To estimate the associations between disease severity and the explanatory variables bacterial genotype (binary, belonging to Introduction 10 or not) and human ancestries (Southeastern Bantu, Eastern Bantu, Western Bantu), we used a logistic regression model. We included three variables as proxies for disease severity: Lung damage based on X-ray score (mild versus severe), TB-score (mild versus severe), bacterial load (continuous, log10 transformed). We tested only for Introduction 10 because there were few observations of the other MTBC genotypes. To account for the compositional nature of the human ancestries (i.e. that they sum up to 1), we used the additive log transformation from the R package ‘compositions’ (98). The ancestry proportions were transformed and categorized with category 1 comprising the lowest amount of the respective ancestry and category 3 (4 in the case of Western Bantu) the highest.
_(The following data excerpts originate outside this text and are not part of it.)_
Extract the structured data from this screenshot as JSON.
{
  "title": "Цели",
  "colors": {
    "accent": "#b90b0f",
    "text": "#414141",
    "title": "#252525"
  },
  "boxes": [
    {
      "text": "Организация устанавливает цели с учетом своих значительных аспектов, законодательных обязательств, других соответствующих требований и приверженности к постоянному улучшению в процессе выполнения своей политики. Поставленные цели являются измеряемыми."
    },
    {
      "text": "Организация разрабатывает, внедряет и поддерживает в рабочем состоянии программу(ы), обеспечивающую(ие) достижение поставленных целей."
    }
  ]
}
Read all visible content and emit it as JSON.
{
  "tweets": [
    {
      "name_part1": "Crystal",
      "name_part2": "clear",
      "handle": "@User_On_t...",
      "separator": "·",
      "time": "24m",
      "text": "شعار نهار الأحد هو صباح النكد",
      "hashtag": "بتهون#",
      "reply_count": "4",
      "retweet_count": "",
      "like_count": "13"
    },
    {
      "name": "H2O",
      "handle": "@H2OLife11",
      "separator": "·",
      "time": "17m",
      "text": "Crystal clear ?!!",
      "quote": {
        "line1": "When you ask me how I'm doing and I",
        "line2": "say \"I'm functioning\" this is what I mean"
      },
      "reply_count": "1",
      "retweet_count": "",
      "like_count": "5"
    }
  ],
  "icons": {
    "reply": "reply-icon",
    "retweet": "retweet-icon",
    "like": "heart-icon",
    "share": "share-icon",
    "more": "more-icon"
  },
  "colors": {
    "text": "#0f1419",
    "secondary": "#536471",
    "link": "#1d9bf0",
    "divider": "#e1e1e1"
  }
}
The categories were chosen to have roughly equal numbers of patients in each. We used categories to allow a non-linear relationship without specifying polynomials, needing a large sample size or difficulty in interpretation but we recognize that a small amount of information is lost. Similar results were also obtained with other parameterizations. We assessed whether there was an interaction between ancestry and genotype on TB severity using the likelihood ratio test. For that, we compared a model including the interaction between the MTBC genotype and human genetic ancestry to a model without the interaction using the ‘lmtest’ package (99). The estimates were adjusted for: age, sex, smoking, and the number of weeks with cough. Only HIV-negative patients were included in the analysis. All statistical analyses were carried out in R (version 4.1.2). Code for the statistical analysis can be found (https://github.com/mzwyer/TB-Dar_Mtb).
Acknowledgements
Calculations were performed at the sciCORE (http://scicore.unibas.ch/) scientific computing core facility at University of Basel. We thank all TB-DAR staff and study participants.
Data availability
The bacterial WGS data can be found under the bioprojects PRJEB49562 and PRJNA670836 on ENA and the human WGS and genotyping data under EGAS00001005850 and EGAS00001007216, respectively. Clinical data available under request.
Funding statement
Swiss National Science Foundation (Grant No: CRSII5_177163, CRSII5_213514 and 320030-227432) and the European Research Council (Grant: 883582). The funders had no role in the study design, data collection and analysis, decision to publish, or preparation of the manuscript.